For each Notion database you used, define an equivalent Object Type:
- Notion “Tasks” database → Anytype “Task” Object Type with status, assignee, due date relations
- Notion “Projects” database → Anytype “Project” Object Type
- Notion “Meeting Notes” → Anytype “Meeting Note” Object Type
Step 7: Set Up Team Collaboration
Anytype Spaces are shareable — invite team members and set permissions:
- Space settings → Members → Invite
- Members install Anytype, enter invite link, sync the Space
- Set per-Space permissions (Reader, Writer, Editor, Owner)
Worth noting: Anytype’s collaboration model is different from Notion’s. There’s no “anyone with link can view” pattern — sharing is invite-based for sovereignty reasons.
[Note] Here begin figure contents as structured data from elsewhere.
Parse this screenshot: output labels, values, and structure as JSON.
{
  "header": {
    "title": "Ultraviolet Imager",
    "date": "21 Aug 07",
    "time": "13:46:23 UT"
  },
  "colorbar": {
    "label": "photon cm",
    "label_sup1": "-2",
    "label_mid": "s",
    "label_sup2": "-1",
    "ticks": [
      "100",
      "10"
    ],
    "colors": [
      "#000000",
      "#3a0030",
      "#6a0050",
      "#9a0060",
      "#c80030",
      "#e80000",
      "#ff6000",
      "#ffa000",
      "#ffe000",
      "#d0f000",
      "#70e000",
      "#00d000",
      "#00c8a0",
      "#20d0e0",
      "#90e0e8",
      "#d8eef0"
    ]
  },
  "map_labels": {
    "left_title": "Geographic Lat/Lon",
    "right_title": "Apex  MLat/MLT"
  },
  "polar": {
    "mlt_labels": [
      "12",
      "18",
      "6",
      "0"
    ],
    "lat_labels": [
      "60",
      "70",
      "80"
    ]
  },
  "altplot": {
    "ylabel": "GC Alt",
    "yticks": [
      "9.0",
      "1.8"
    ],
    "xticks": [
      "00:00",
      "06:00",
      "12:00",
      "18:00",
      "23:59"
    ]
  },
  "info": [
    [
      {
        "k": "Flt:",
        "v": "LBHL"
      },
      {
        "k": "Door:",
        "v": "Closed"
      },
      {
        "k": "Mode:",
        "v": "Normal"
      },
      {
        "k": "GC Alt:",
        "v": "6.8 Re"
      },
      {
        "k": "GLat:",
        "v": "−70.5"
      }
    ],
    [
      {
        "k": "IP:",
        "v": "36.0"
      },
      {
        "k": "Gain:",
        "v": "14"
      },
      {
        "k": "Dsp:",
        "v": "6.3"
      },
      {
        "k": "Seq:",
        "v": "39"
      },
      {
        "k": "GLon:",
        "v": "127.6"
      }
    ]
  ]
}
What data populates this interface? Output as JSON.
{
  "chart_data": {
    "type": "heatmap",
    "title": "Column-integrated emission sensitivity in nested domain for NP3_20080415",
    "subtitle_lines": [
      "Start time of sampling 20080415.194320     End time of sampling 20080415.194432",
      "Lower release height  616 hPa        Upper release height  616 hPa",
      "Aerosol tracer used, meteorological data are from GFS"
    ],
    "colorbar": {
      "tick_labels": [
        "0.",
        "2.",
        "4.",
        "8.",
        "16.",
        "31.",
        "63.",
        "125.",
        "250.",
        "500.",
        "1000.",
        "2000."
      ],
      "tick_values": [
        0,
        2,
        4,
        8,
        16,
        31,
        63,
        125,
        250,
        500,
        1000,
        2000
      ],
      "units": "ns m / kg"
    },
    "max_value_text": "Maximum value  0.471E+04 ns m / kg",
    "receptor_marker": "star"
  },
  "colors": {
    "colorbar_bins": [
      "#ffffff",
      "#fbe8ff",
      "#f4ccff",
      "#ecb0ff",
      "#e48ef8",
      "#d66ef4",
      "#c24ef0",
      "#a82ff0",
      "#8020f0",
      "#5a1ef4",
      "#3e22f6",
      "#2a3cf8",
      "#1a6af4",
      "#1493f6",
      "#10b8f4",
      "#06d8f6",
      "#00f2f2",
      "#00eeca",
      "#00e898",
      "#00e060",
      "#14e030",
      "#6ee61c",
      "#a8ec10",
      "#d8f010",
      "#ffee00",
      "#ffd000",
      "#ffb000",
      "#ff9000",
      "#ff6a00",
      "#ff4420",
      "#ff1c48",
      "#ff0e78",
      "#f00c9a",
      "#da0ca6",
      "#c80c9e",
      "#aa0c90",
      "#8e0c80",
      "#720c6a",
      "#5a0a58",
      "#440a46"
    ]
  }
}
For organizations that need public-facing pages, evaluate Outline as a complementary tool for that specific use case.
Step 8: Parallel Run
For 2-4 weeks:
- All new content goes in Anytype
- Notion stays read-only for reference
- Track friction issues in a shared log
- Adjust Object Types and Sets based on actual use
Common friction points:
- Search behaves differently
- Database relations work differently
- AI features absent (use Mistral Le Chat separately)
Step 9: Cancel Notion
After confidence:
- Final export from Notion for compliance archive
- Cancel Notion subscription
- Update internal documentation
- Communicate with external collaborators about new workflow
Tips for a Smooth Migration
- Don’t migrate accumulated cruft. Most Notion workspaces have 30-50% pages that haven’t been opened in a year. Migration is the perfect moment to leave them behind.
- Anytype’s documentation is improving but lags Notion’s. Expect to learn through experimentation rather than tutorials.
- The mental model shift is real. Anytype’s typed knowledge graph is more powerful but unfamiliar. Plan for productivity dip during weeks 2-4.
- Self-hosted backup nodes matter for organizations. Local-first is great, but team sync needs reliable infrastructure. Self-hosted backup node on Hetzner (€10-30/month) provides full sovereignty.
- For pure team wikis, Outline may be a better fit than Anytype. Less learning curve, hosted on EU infrastructure (or self-host on Hetzner), simpler model.
- For complex databases, Coda may be the pragmatic compromise. Hosted in US (CLOUD Act exposure) but feature parity with Notion is much closer than Anytype. Acceptable trade-off for some teams.
- The Notion AI gap is real. Plan to use Mistral Le Chat or similar separately. Don’t expect a single tool to combine knowledge management + AI as Notion does.
- Mobile experience varies. Anytype mobile is improving but still less polished than Notion mobile. If your team is mobile-heavy, test before committing.